After another hour’s solitary drive, a massive structure rose from behind a hill. It looked as if the moon had slipped out of its orbit, settling on the road ahead. Drawing closer, Charlie saw that it was a freakishly large golden sphere perched in front of a proportionate building boldly wrought in tempered steel and bronze-tinted glass. He had imagined the casino in the middle of nowhere in Mississippi as a neoned-up, big box store with a motel and a few golf holes, but this glamorous and luxurious complex was the Golden Sun Hotel and Casino. Any doubt was dispelled by the letters lining each side of the road—G-O-L-D-E-N on one side, S-U-N on the other—big as buildings themselves.

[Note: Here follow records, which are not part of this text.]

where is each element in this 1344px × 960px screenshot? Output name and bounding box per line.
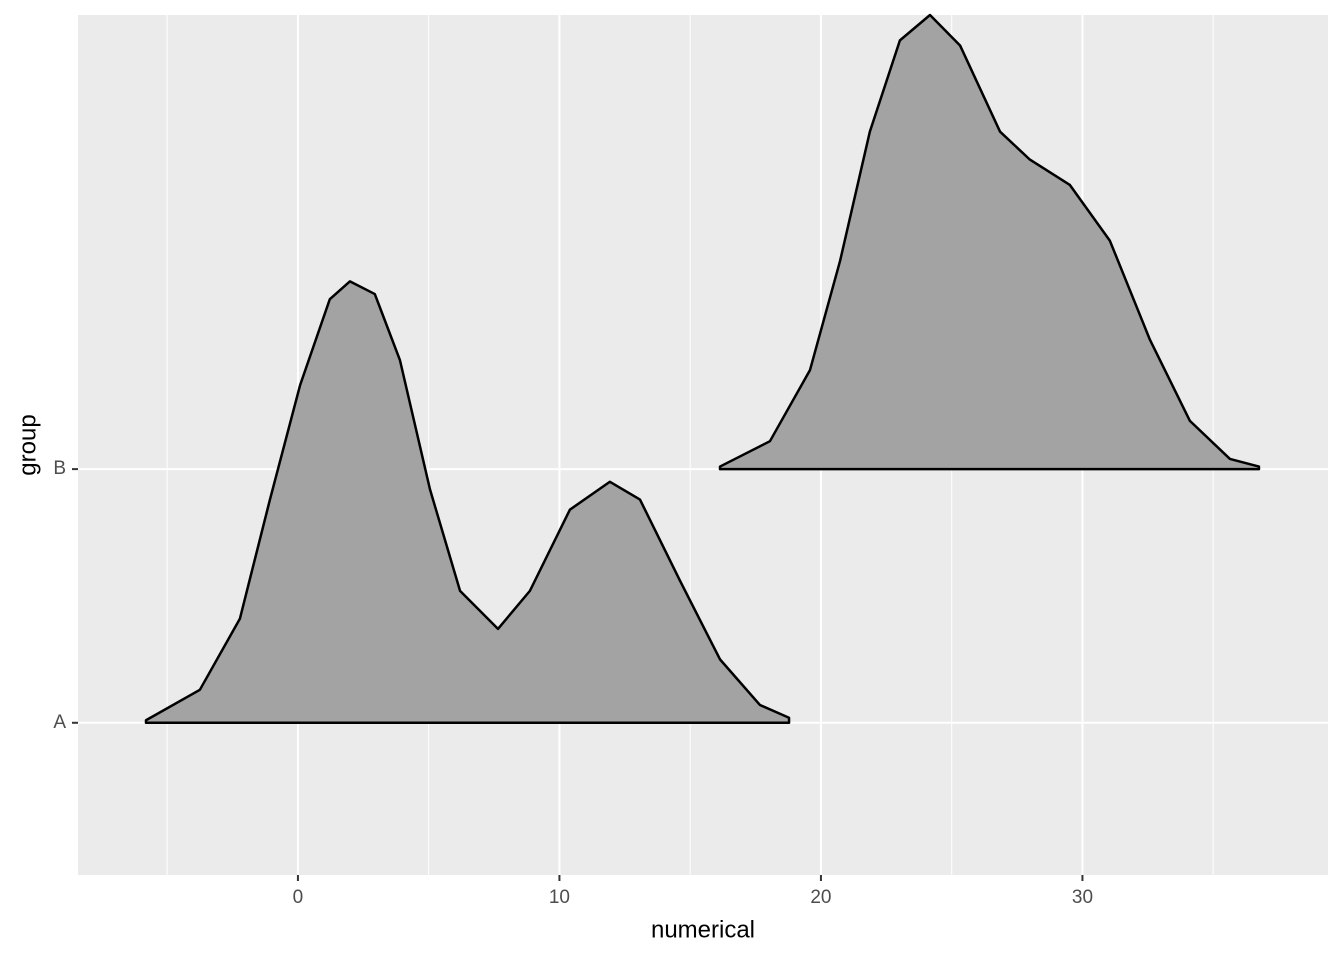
y-axis-title: group <box>14 414 41 475</box>
ridge <box>718 13 1261 471</box>
x-tick-label: 10 <box>549 887 570 908</box>
y-tick-label: A <box>53 712 66 733</box>
y-tick-label: B <box>53 458 66 479</box>
x-tick-label: 0 <box>293 887 304 908</box>
ridge <box>144 280 791 725</box>
x-axis-title: numerical <box>651 916 755 943</box>
x-tick-label: 20 <box>810 887 831 908</box>
x-tick-label: 30 <box>1072 887 1093 908</box>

Charlie chided himself for having underestimated the might of gambling.

From the parking garage he heard the distinctive rain of coins into slot machine payout trays. The dozens of other people leaving their cars—and, mostly, pickups—seemed to brighten at the sound. He wandered onto the gaming floor, a galaxy of slot machines—5,465 of them according to a billboard with the digital numbers poised to change with each addition, a new take on the
HAMBURGERS SOLD
sign. Seemingly all of the ten million colors visible to the human eye were on display. The whirring reels, accompanied by bells and chimes, blended into one harmonious and mesmerizing chord. It wasn’t just that the oxygen was purer in here, Charlie thought. It was like inhaling adrenaline.